For the first century of the modern Olympic Games, professionals were barred from competition. The Games were a place the world saw largely unknown and unpaid athletes compete on the international stage.
In sports with major pro leagues, that meant the Olympic heroes were largely college-aged athletes. Before Michael Jordan returned for the 1992 Dream Team, he led the 1984 US men’s basketball team to Olympic gold as a 21-year-old star at the University of North Carolina. Boston University’s Mike Eruzione became a household name after captaining the US men’s hockey team in the so-called Miracle on Ice in the 1980 games when a team of amateur hockey players defeated the Soviet Union, a David and Goliath moment in sports history.

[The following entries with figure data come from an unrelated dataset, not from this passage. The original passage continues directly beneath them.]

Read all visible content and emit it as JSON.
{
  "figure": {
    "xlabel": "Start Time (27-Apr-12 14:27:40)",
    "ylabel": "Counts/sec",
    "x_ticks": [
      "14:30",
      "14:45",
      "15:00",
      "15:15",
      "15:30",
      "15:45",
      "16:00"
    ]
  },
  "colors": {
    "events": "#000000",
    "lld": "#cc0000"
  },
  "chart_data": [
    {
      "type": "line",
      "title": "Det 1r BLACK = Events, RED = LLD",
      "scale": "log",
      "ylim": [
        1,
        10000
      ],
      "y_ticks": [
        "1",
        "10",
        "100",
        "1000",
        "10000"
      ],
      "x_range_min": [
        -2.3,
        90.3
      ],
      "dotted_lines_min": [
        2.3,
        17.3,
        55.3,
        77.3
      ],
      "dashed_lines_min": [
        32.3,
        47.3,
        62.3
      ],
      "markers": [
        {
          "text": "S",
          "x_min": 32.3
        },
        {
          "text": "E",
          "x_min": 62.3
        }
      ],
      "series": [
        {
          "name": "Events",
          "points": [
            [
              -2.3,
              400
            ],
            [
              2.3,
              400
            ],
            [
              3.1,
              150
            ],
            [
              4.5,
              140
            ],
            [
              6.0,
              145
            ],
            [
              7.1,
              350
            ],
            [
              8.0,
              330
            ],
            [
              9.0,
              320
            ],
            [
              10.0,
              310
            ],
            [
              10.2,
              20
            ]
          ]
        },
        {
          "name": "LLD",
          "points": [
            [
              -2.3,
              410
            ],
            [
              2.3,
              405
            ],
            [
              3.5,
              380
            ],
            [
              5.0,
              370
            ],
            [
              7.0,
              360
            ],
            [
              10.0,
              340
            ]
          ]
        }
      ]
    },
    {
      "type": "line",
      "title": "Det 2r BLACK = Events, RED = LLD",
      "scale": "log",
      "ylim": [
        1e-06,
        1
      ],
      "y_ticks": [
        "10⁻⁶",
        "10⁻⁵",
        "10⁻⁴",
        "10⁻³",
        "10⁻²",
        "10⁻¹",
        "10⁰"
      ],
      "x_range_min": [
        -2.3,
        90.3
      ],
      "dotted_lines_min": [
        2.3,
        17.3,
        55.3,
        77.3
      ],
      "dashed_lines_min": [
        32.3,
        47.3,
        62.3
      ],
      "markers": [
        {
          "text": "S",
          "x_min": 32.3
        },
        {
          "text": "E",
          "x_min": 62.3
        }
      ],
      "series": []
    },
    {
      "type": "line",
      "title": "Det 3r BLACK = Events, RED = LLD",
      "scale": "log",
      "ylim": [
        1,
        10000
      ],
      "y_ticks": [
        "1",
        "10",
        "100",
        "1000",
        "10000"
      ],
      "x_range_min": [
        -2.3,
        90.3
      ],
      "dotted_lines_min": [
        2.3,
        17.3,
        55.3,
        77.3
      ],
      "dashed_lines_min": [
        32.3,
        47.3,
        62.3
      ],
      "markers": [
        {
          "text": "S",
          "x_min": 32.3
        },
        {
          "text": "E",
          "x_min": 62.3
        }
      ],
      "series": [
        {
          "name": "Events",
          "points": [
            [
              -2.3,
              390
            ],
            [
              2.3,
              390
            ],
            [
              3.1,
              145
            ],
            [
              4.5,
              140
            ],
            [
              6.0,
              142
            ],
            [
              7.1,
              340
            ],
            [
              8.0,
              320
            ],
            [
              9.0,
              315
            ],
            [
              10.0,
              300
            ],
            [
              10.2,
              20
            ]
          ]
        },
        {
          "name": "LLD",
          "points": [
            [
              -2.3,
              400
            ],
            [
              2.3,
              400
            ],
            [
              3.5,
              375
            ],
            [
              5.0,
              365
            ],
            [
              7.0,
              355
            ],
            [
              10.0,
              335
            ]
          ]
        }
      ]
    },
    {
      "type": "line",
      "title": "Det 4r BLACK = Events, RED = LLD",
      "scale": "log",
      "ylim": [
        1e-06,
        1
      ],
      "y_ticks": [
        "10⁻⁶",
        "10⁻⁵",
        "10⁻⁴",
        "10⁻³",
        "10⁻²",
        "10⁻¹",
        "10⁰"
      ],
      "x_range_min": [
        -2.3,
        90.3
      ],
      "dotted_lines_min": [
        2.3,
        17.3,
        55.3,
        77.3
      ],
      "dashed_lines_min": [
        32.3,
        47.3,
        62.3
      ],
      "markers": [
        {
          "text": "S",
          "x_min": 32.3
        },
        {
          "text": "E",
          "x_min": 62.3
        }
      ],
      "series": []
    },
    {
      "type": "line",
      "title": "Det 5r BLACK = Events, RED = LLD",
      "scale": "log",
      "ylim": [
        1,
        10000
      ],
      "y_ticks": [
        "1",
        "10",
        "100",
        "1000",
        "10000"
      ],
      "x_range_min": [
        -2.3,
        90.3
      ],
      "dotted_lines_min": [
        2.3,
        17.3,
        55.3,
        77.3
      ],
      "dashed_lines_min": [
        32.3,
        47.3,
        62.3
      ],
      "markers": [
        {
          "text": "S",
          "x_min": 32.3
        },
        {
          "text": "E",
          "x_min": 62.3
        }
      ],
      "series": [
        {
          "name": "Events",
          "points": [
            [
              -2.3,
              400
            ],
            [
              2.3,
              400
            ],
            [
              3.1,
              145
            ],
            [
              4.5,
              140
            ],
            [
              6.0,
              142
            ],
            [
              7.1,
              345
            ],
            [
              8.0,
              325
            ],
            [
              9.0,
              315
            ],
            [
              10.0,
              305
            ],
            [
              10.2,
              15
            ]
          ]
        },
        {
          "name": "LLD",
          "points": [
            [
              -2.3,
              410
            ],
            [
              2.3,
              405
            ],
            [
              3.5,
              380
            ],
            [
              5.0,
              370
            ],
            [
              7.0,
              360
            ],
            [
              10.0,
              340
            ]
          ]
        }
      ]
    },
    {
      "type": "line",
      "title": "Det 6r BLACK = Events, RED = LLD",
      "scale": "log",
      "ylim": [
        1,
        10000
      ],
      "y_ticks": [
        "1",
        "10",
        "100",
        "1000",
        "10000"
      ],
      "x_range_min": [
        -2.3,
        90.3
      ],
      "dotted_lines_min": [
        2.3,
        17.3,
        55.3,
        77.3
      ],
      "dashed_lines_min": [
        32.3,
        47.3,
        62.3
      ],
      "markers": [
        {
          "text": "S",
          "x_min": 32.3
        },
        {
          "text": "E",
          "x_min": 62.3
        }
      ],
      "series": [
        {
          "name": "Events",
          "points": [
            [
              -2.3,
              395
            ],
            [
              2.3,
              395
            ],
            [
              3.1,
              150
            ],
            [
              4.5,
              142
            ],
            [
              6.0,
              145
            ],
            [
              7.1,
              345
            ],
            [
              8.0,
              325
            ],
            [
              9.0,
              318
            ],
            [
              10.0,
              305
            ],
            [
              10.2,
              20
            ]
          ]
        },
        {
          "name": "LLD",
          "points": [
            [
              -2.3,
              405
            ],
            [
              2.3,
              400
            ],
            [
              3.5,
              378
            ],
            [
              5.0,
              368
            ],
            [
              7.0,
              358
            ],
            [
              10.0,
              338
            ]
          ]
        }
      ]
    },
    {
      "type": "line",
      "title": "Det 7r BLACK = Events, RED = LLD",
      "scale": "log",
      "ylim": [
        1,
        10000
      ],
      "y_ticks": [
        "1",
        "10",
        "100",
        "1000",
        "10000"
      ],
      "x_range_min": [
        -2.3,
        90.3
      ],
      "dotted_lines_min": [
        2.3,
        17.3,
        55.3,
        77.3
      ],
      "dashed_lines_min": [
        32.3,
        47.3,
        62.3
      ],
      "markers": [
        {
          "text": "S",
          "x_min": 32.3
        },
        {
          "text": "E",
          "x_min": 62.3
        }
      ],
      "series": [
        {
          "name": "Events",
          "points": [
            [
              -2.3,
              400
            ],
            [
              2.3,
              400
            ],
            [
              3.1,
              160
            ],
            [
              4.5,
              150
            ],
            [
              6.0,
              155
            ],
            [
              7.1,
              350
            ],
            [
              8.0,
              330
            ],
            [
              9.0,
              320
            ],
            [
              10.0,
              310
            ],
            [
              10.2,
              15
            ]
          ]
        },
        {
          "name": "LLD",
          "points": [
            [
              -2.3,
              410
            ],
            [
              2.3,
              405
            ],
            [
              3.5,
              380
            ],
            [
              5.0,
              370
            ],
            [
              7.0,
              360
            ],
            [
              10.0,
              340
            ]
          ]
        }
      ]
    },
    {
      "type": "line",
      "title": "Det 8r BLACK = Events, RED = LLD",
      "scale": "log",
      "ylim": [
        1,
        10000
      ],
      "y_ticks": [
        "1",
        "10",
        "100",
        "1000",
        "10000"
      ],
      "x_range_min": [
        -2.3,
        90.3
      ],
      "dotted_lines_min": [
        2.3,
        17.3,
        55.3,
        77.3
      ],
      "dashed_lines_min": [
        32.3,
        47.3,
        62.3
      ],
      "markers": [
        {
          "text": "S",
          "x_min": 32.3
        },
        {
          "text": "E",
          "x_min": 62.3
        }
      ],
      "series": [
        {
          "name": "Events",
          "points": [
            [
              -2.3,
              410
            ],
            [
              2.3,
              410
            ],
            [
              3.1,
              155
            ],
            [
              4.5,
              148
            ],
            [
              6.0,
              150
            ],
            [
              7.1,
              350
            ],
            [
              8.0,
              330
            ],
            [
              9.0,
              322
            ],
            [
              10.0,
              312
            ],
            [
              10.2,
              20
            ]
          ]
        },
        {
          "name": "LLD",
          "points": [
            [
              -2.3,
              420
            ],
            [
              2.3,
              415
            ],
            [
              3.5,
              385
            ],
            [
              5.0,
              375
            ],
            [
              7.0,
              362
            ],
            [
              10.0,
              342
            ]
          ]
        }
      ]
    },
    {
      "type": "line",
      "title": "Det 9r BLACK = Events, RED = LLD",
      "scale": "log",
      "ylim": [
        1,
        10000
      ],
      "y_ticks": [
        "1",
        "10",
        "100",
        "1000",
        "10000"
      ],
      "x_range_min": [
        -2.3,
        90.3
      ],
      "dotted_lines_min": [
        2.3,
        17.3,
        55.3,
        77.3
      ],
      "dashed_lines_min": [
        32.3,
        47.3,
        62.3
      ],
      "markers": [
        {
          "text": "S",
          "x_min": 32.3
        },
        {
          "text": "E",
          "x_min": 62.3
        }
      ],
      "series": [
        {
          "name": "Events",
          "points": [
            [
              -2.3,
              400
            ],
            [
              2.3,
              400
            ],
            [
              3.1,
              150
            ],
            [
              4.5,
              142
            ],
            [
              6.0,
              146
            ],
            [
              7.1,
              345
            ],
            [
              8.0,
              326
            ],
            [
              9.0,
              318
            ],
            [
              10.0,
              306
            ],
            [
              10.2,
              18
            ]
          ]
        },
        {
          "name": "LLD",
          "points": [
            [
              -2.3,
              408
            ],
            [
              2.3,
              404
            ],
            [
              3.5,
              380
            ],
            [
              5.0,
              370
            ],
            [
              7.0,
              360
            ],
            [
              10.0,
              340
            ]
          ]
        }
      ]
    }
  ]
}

In sports outside of the Big Four professional American sports — baseball, basketball, football, and hockey — every four years brings a new squad or star to root for. In women’s gymnastics, it was the Magnificent Seven, the Fierce Five, the Final Five. Track and field athletes, swimmers, and divers, mostly unknown except to the sports’ most devoted fans, became household names whose likeness appears on the side of Wheaties cereal boxes.
A new normal
By the 1992 Olympic Games, the dam started to burst. More professionals were allowed to compete, paving the way for the Dream Team: basketball stars like Jordan, Charles Barkley, Larry Bird, and Karl Malone all took the court in Barcelona for a historic gold medal performance. Today, every Olympic sport allows professionals.
Though, the Olympics is now the realm of professionals, the Olympics is still about discovering new stars. Only this time, many are getting paid through endorsements and social media.
At the Olympics, contemporary fans root not only for their country’s athletes, but for their favorite influencers and social media stars. American Paralympic track star Hunter Woodhall has 2.6 million TikTok followers, American beach volleyball player April Ross is on celebrity shout-out platform Cameo, and British diver Tom Daley has documented his journey to Tokyo where he just earned a gold medal — for his 900,000 YouTube subscribers.
One of the last vestiges of amateur sports in the US was dismantled earlier this month when the National Collegiate Athletic Association (NCAA), under pressure from state governments and the US Supreme Court, changed its rules to allow college athletes to profit off their names, images, and likenesses (NIL). For any NCAA athletes participating in the Tokyo Games, that means they can cash in on any endorsement deals, monetize their social media accounts, or sell their own merch.
The Olympics itself changed an important rule last year too. Previously, athletes could not profit off their NIL for a period before, during, and after the games. That meant only the Olympics’ biggest sponsors would benefit from endorsements and advertisements around the games. But that’s gone too—so enter the brands! Superstar US swimmer Katie Ledecky alone has endorsement deals with Adidas, Panasonic, Visa, and sportswear company TYR.
Celebrity beyond sports
The Olympics may no longer celebrate amateurism, but what is really an amateur endeavor in sports anymore? Social media users are now “creators.” Hobbyists are part of the “passion economy.” Olympians can monetize their fame on Cameo, TikTok, Instagram, and more with brand deals, custom apparel, and sponsored posts online.
Olympic athletes can now make a real living off their fame at the moment their hard work finally pays off. For many athletes, the Games are often a fleeting burst of fame after spending most of their adult lives training for the opportunity to compete on the world’s greatest stage. This new normal means they can take full advantage of the moment before the Games, during it, and afterward.
The romance of amateurism may be gone, but in its place is something far more rewarding for a competition that does not pay its participants. Amateurism may be dead and that’s okay. Athletes are influencers now.